Discrete element simulation of the influence of anisotropy on the mechanical properties of soft soil

The initial and induced anisotropy has a significant effect on the mechanical properties of soft soil in preloading engineering. However, there is a lack of unified research methods for the initial and induced anisotropy. Discrete element method is adopted in this study, and the length-width ratio of particles is used as the quantitative evaluation index. Five types of initial anisotropy samples with different deposition angles are generated. The effects of initial anisotropy and induced anisotropy on the mechanical properties of soft soil are studied by vertical and horizontal loading. At the micro level, the contact form and rotation angle of particles are examined from the point of view of particles, and the development trend of coordination number and contact normal to anisotropy is studied from the point of view of contact.

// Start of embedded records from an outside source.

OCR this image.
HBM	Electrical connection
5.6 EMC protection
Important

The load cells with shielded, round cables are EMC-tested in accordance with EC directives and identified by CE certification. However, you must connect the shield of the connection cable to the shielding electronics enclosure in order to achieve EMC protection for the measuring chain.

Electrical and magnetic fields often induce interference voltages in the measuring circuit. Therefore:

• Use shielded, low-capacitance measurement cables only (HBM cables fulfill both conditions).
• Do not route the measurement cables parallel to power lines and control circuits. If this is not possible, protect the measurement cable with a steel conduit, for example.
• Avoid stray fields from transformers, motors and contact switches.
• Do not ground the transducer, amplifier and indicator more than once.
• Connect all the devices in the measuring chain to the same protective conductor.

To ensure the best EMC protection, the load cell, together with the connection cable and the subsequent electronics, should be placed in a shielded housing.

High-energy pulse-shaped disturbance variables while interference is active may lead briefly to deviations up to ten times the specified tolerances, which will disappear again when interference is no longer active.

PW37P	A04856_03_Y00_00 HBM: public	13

The relationship between shear strength index and anisotropy is explored. The results show that initial and induced anisotropy influences the mechanical properties of the samples. When the loading direction is perpendicular to the soft soil deposition direction, the soil mass has the maximum peak strength. In the particle contact form, the proportion of surface contact gradually increases with loading. The initial modulus and shear strength are influenced. The coordination number and contact normal anisotropy have different evolutions under the influence of particle contact form, and tend to be stable at the later loading stage. In terms of shear strength parameters, the initial anisotropy will increase the cohesion of the sample, and the induced anisotropy will mainly change the internal friction angle, which is consistent with the law of shear strength.